The global economy is on a knife-edge and it seems hard to avoid a recessionary phase given that the latest inflation figures came in hotter than expected, increasing pressure on the Central Banks around the world to raise interest rates. While each region and industry has slightly different macroeconomic dynamics, none of them appear bullish right now, making it difficult to locate a hard bottom for steel prices. Under these uncertain conditions combined with the pressure of depreciating currencies in all major ship recycling destinations, the recyclers are not able to offer prices that meet the owner's expectations and attract tonnage. There has been virtually no activity in the recycling market for over a month, and with the current economic situation, it is difficult to predict when the recycling market will emerge from this hibernation!
The Euro briefly dropped below parity against the dollar on Wednesday, its lowest level since December 2002, as a hawkish U.S. Federal Reserve and growing concern about rising recession risks in the Euro area continued to batter the currency. The Euro’s slide is a tricky dilemma for the ECB because allowing the currency to fall fuels the record-high inflation which the ECB is battling to contain, but trying to shore it up with higher interest rates could aggravate the recession risks.
Europe's worst nightmare is now becoming a painful reality as maintenance work begins on the Nord Stream 1 pipeline that brings gas from Russia to Germany via the Baltic Sea. Europe fears the suspension of deliveries could be extended beyond the 10-day timeline, derailing the region’s winter supply preparations and exacerbating a gas crisis that has prompted skyrocketing energy bills for households and emergency measures from policymakers.

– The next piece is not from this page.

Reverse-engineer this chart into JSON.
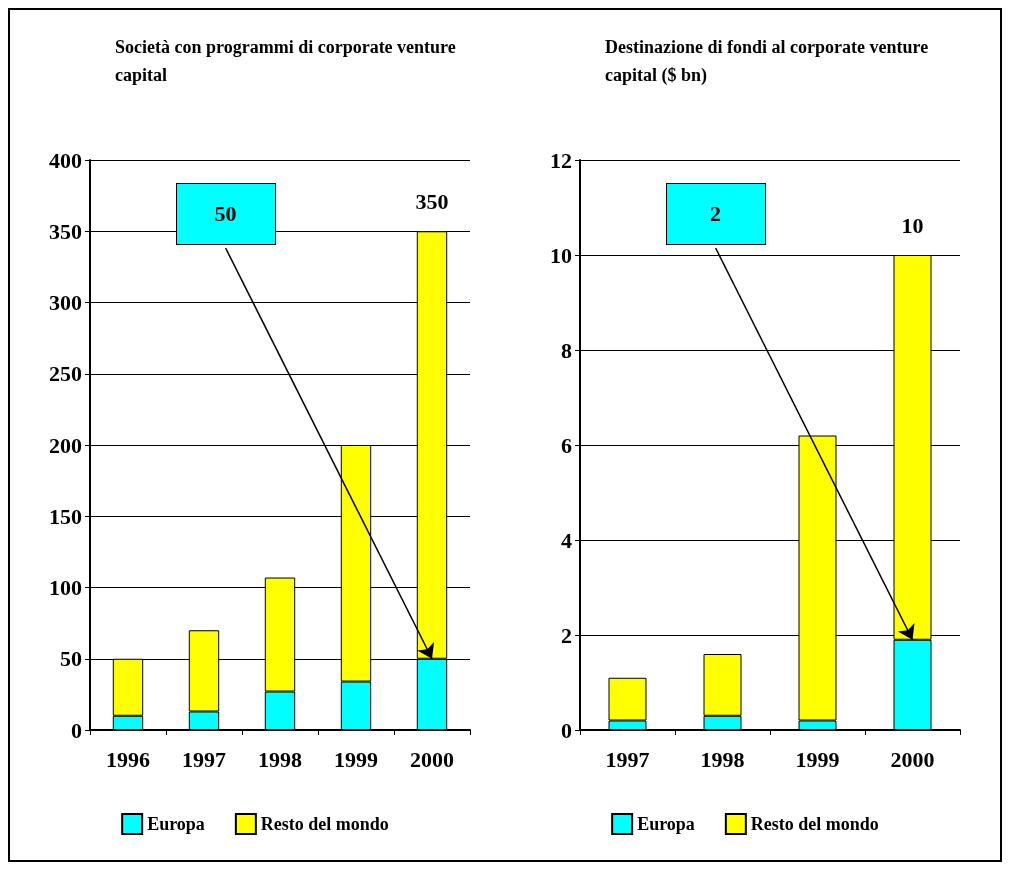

As the G20 finance leaders and central bank governors gather in Indonesia today for a 2-day meeting, the world is watching for solutions and expects a more coordinated international action which is urgently needed to avert the energy and hunger crisis.
The International Monetary Fund on Tuesday again cut its growth forecast for the United States to 2.3% for 2022. IMF Head believes "It's going to be a tough 2022, but maybe even a tougher 2023".
The sentiments of end buyers have been weakened by the continual drop in currency, seasonal downtrend in steel demand from domestic market due to heavy rainfall across many regions and falling steel exports due to the levy of 15% export duty.
Indian steel manufacturers have undertaken maintenance shutdowns/running under reduced capacities a couple of months ahead of schedule because of slow demand in both overseas and domestic markets. Thus, Indian crude steel production may drop 10-15% this month.
The rupee keeps hitting fresh lows against the US Dollar as a global wave of risk aversion led to capital flowing out of emerging markets to the safety of the greenback. India’s foreign exchange reserves dropped to their lowest in 15 months as the central bank probably stepped up its intervention to support the rupee that is testing new lows amid foreign capital outflows and high commodity prices.
The Eid holidays have kept the market largely muted this week. Market participants are expected to wait-and-watch till next week for a clearer price direction.
The Bangladesh Central Bank has instructed banks to report to the money market regulator prior to opening a letter of credit for imports worth USD 5 million or above amid the ongoing dollar crisis.
The Bangladesh Bank has again depreciated the interbank exchange rate by Tk0.50 to Tk93.95 against the US dollar amid the volatility in the country's foreign exchange market. To cover import costs after the just celebrated Eid-ul-Azha, the central bank on Wednesday sold USD 97 million at the new rate.
The market in Gadani remained inactive since last weekend due to the festive occasion of Eid-ul-Adha. Though there has been a slight improvement in offers from suppliers for imported scrap, we need to wait until the market fully reopens on Monday to gauge the sentiments of the recyclers.
Due to the ongoing heavy rainfall in the northern regions of Pakistan, many small-sized mills have reduced or ceased their production, which may have a positive impact on the short-term rebar offers.
After four rounds of massive hikes, Pakistan government slashed the price of petrol by PKR 18.50/litre and diesel by PKR 40.54/litre effective from Thursday midnight.
The rising cost of LNG, largely due to the EU attempting to wean itself off Russian gas, has led to severe energy shortages with blackouts in many regions extending for up to 16 hours a day.
One Cruiseship of about 8,700 LDT has arrived in Aliaga this week.
The Turkish imported scrap market stayed quiet this week as most steel producers remained out of the market during the Eid holidays.
The Turkish Lira dropped to 17.5/USD this week for the first time since December 2021, after the United States reported a surge in inflation, increasing the likelihood of more substantial rate hikes by the Federal Reserve.
The annual inflation rate in Turkey was 78.62% for June, according to the Turkish Statistical Institute, surpassing forecasts. That’s the country’s highest annual inflation reading in 24 years. Soaring consumer prices have hit the population of 84 million hard, with little hope for improvement in the near term as a result of the Russia-Ukraine war, high energy and food prices.